House Democrats initiated the impeachment inquiry to answer the question of whether Trump conditioned military aid from Ukraine in exchange for investigations into former Vice President Joe Biden and his son Hunter during a July 25 phone call with Ukrainian President Volodymyr Zelensky.

“So my only question now, when they finally went after him for the Ukraine bribery is: What took you so long?” Hawkins said.

Alternative party

The Green Party is on the ballot in 21 states, including New York, leaving 30 remaining jurisdictions when you count Washington, D.C., Hawkins said.

That comes to 1.5 million signatures, he added, which the Green Party could obtain at about a dollar per signature.

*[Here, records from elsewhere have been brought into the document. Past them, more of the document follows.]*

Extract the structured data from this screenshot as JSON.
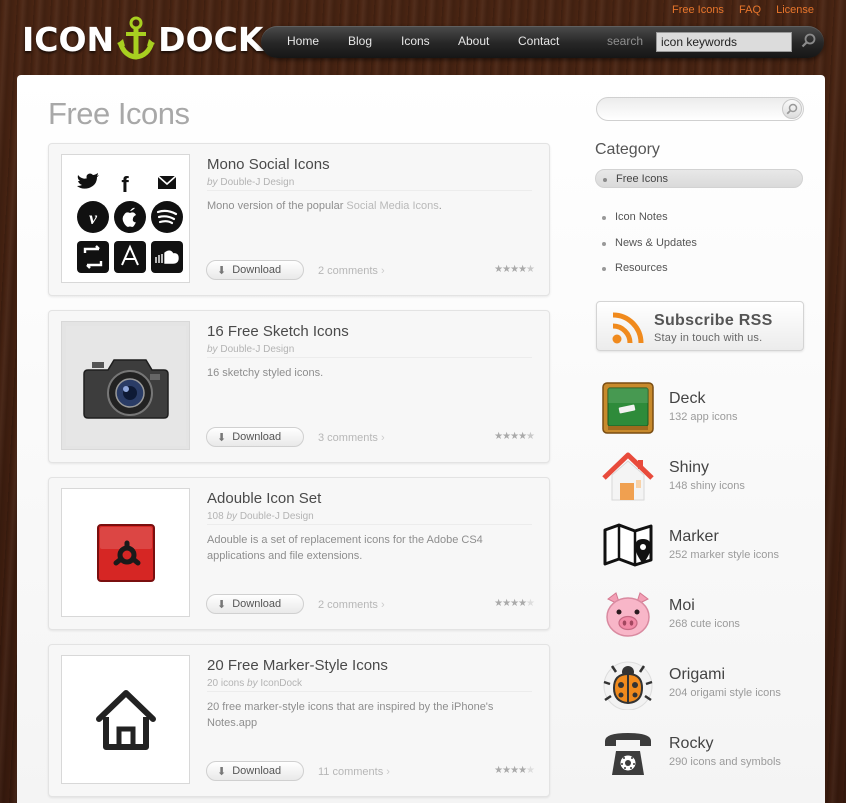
{
  "header": {
    "logo_left": "ICON",
    "logo_right": "DOCK",
    "toplinks": [
      "Free Icons",
      "FAQ",
      "License"
    ],
    "nav": [
      "Home",
      "Blog",
      "Icons",
      "About",
      "Contact"
    ],
    "search_label": "search",
    "search_value": "icon keywords"
  },
  "main": {
    "title": "Free Icons",
    "cards": [
      {
        "title": "Mono Social Icons",
        "by_prefix": "",
        "by_word": "by",
        "author": "Double-J Design",
        "desc": "Mono version of the popular ",
        "desc_link": "Social Media Icons",
        "desc_suffix": ".",
        "download": "Download",
        "comments": "2 comments",
        "rating": 4.5
      },
      {
        "title": "16 Free Sketch Icons",
        "by_prefix": "",
        "by_word": "by",
        "author": "Double-J Design",
        "desc": "16 sketchy styled icons.",
        "desc_link": "",
        "desc_suffix": "",
        "download": "Download",
        "comments": "3 comments",
        "rating": 4.5
      },
      {
        "title": "Adouble Icon Set",
        "by_prefix": "108 ",
        "by_word": "by",
        "author": "Double-J Design",
        "desc": "Adouble is a set of replacement icons for the Adobe CS4 applications and file extensions.",
        "desc_link": "",
        "desc_suffix": "",
        "download": "Download",
        "comments": "2 comments",
        "rating": 4
      },
      {
        "title": "20 Free Marker-Style Icons",
        "by_prefix": "20 icons ",
        "by_word": "by",
        "author": "IconDock",
        "desc": "20 free marker-style icons that are inspired by the iPhone's Notes.app",
        "desc_link": "",
        "desc_suffix": "",
        "download": "Download",
        "comments": "11 comments",
        "rating": 4
      }
    ]
  },
  "sidebar": {
    "search_value": "",
    "category_title": "Category",
    "categories": [
      "Free Icons",
      "Icon Notes",
      "News & Updates",
      "Resources"
    ],
    "rss_title": "Subscribe RSS",
    "rss_sub": "Stay in touch with us.",
    "sets": [
      {
        "name": "Deck",
        "desc": "132 app icons",
        "icon": "chalkboard-icon"
      },
      {
        "name": "Shiny",
        "desc": "148 shiny icons",
        "icon": "house-icon"
      },
      {
        "name": "Marker",
        "desc": "252 marker style icons",
        "icon": "map-icon"
      },
      {
        "name": "Moi",
        "desc": "268 cute icons",
        "icon": "pig-icon"
      },
      {
        "name": "Origami",
        "desc": "204 origami style icons",
        "icon": "ladybug-icon"
      },
      {
        "name": "Rocky",
        "desc": "290 icons and symbols",
        "icon": "telephone-icon"
      }
    ]
  },
  "colors": {
    "accent": "#e8762c",
    "wood": "#3b1d10"
  }
}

But for the grassroots, start-up party, $1.5 million is a lot of money, Hawkins said.

He criticized New York State Democratic Party Chairman Jay Jacobs’s proposal to increase the number of votes required for automatic ballot access from 50,000 to 250,000.

Jacobs argues that this would get “sham parties” off the ballot.

But Hawkins said the Green Party does not fall into that category, since the Greens run their own candidates, do not cross-endorse Democrats and Republicans, and do not take special interest money.

“We’re a real alternative party. And this proposal is basically aimed at eliminating us.”

What you want

His message for those on the fence between the Democratic and Green parties?

“It’s better to vote for what you want than to have your voice lost in the sauce of the Democratic Party.

“If you’re a progressive or a socialist and you vote for a Democrat, they don’t know whether that’s the (Bernie) Sanders socialist vote or (Hillary) Clinton corporatist vote.”

Hawkins pointed to how he got 5% of the gubernatorial vote in 2014, which caught Gov. Andrew Cuomo’s attention.

“What were we talking about? A ban on fracking, paid family leave, $15 minimum wage, tuition-free public higher education.

“He moved on all those issues, not as far or as fast as we would like … because we made him compete for our votes.”

“Gives me hope”

As of Thursday, the Federal Elections Commission had Hawkins listed as the top-raising Green Party candidate registered for president with $59,096.20 in total disbursements.

He feels he is the frontrunner for the party’s nomination, but isn’t taking it for granted .

“I’m campaigning hard, and I think we should be raising a lot more money.”

Hawkins is one of the co-founders of the Green Party in the United States, and said the party still exists because it is needed, not because it has good organizers.

Changing that is a goal of his campaign, and getting ballot lines will make it easier for people to run for local office and build the party from below, he said.

Hawkins keeps at it because he has been involved in a lot of movements that started with a small group before gaining popularity: protesting the Vietnam War, the anti-nuclear movement, the anti-apartheid movement, the ban on fracking in New York state.

“Sooner or later, things come together. That’s what gives me hope.”